OBJECTIVE: An oestrogen-receptor-alpha (ERalpha) gene polymorphism has been variably reported to be related to bone mass. To investigate whether this ERalpha gene polymorphism is associated with a functional difference, we assessed the response in bone mineral density (BMD) to oestrogen therapy in post-menopausal women in relation to ERalpha gene polymorphism. PATIENTS AND MEASUREMENTS: Subjects consisted of 124 Thai post-menopausal women. Sixty-three of the women were less than 6 years post-menopausal and 61 were more than 10 years post-menopausal with vertebral or femoral osteoporosis as defined by BMD T-score less than - 2.5. Subjects were randomly allocated to receive 0.3 mg (n = 67) or 0.625 mg (n = 57) of conjugated equine oestrogen (CEE). All subjects also took 5 mg medroxyprogesterone acetate. Vertebral and femoral neck BMD were measured at baseline and 1 year after treatment.
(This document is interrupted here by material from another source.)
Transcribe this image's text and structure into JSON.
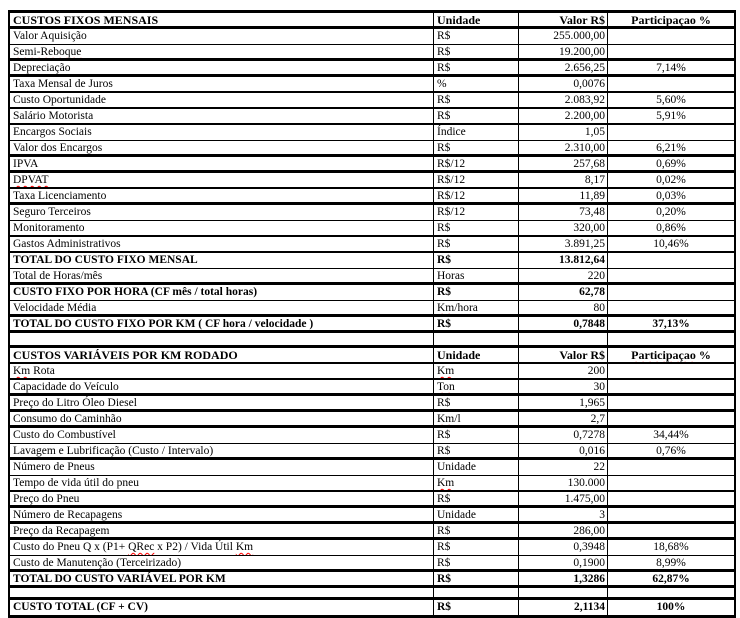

Data were expressed as mean +/- SEM. Capital P represents the absence of the restriction site while lower-case p indicates the presence of the restriction site. RESULTS: For subjects on 0.625 mg CEE, BMD at L2-4 increased significantly after 1 year in those with pp (n = 20) Pp (n = 29) and PP genotypes (n = 8) (P < 0.001). However, in subjects on 0.3 mg CEE, BMD at L2-4 increased significantly after 1 year in subjects with Pp (n = 34, + 7.6 +/- 1.5%, P < 0.001) and PP genotypes (n = 13, + 6. 9 +/- 1.0%, P < 0.001), but not in those with pp genotype (n = 20, + 2.3 +/- 2.1%, P = NS). After adjusting for age and years since menopause, the change in vertebral BMD was still lower in those without the P allele compared to those with the P allele (P < 0.05). Femoral BMD did not significantly change regardless of dose of CEE and genotype. CONCLUSIONS: We conclude that ERalpha gene polymorphism affects skeletal response to oestrogen in post-menopausal women. The effect of ERalpha gene polymorphism appears to be site-specific and does not relate to biochemical markers of bone turnover. Determination of ERalpha genotype may help identify post-menopausal women who will have more skeletal benefit from oestrogen therapy.